И мрачный период достиг апогея. Фортуна не только отвернулась, но и куда-то ушла. Все валилось из рук, читать было невозможно, телевизор опостылел и вообще не осталось ни одного желания. Это было необъяснимо, и Андрей возненавидел весь мир. Если раньше он еще как-то крепился, участвовал в общественных мероприятиях, то теперь, не отвечая на расспросы, бродил по институту, словно сомнамбула, и лишь изредка кому-нибудь грубил. Дома же почти все время лежал на диване. Требовалось что-то ломать, встряхнуться, и вскоре представился случай. Сослуживцы пригласили на вечеринку — то ли день рождения, то ли новоселье, то ли просто так. Андрей выслушал предложение и, криво усмехнувшись, выложил десятку.
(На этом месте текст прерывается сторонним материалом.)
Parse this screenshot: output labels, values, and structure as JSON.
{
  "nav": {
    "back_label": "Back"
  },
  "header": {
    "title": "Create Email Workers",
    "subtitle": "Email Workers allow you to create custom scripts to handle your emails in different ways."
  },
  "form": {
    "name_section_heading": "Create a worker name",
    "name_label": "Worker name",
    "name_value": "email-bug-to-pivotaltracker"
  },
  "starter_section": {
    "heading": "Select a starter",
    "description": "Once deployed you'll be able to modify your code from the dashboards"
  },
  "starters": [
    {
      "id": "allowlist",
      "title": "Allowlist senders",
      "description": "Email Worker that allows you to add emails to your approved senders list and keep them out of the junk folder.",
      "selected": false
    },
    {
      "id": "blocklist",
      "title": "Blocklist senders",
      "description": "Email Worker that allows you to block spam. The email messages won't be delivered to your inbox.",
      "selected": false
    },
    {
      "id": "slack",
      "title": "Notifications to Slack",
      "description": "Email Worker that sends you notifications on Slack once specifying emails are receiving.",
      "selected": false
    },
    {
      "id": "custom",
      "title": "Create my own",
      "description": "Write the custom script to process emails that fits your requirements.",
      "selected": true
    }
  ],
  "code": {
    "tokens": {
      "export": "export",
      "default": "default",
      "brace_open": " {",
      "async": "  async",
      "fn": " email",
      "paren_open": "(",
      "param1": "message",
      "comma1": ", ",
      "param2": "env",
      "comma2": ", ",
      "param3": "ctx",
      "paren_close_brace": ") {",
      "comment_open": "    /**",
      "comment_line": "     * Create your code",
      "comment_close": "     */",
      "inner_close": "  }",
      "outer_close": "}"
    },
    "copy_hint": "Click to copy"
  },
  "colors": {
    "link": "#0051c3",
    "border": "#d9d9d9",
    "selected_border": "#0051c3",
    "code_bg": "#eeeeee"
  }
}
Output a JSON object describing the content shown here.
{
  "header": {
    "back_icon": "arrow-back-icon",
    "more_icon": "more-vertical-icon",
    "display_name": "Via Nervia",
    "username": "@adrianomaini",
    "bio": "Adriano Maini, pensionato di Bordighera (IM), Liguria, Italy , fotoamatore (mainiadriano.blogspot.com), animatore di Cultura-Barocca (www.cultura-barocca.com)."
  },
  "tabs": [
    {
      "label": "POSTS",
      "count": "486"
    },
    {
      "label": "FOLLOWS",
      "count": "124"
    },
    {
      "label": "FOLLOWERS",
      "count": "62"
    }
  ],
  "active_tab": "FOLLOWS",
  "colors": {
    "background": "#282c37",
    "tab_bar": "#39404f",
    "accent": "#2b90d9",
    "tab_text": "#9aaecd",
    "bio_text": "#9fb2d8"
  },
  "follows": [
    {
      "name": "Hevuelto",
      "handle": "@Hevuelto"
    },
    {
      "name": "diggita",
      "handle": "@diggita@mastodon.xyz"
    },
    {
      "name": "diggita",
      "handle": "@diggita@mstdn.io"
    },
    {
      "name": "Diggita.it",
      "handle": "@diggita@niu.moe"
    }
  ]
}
Дома у Тани Т. было довольно недурно. Прекрасно сервированный стол, всякие там огурчики, помидорчики, графинчики. Потом подали горячее, потом все принялись танцевать под дребезжащий магнитофон. Потом выключили свет, кто-то радостно завизжал, а кто-то распахнул окно и заорал на улицу. Андрей с удивлением отметил, что беспричинная тоска улетучилась. Он яростно отплясывал, громко спорил на кухне, которую превратили в большую пепельницу, обозвал кого-то дураком и чуть не подрался. Их разняли, помирили и заставили поклясться в вечной дружбе. Было весело, и Андрей радовался, что вокруг так много милых и хороших людей.
На следующее утро он обнаружил в своей голове бомбу с часовым механизмом. В висках громко тикало, и казалось, сейчас рванет. Болезненно морщась, Андрей покинул постель и перебрался в ванну. Взрывное устройство не сработало, но во рту оставался вкус, будто там всю ночь копошилось подразделение саперов.
Новый день не принес ничего нового. Хандра навалилась с удвоенной силой, мстя за вчерашнее отступление. Некоторое время Андрей пытался бороться, бесцельно шатаясь по квартире, но вскоре со стоном рухнул на диван. Вяло подумал, не сходить ли в кино, и тут же об этом позабыл. Судя по всему, апогей мрачного периода был еще впереди.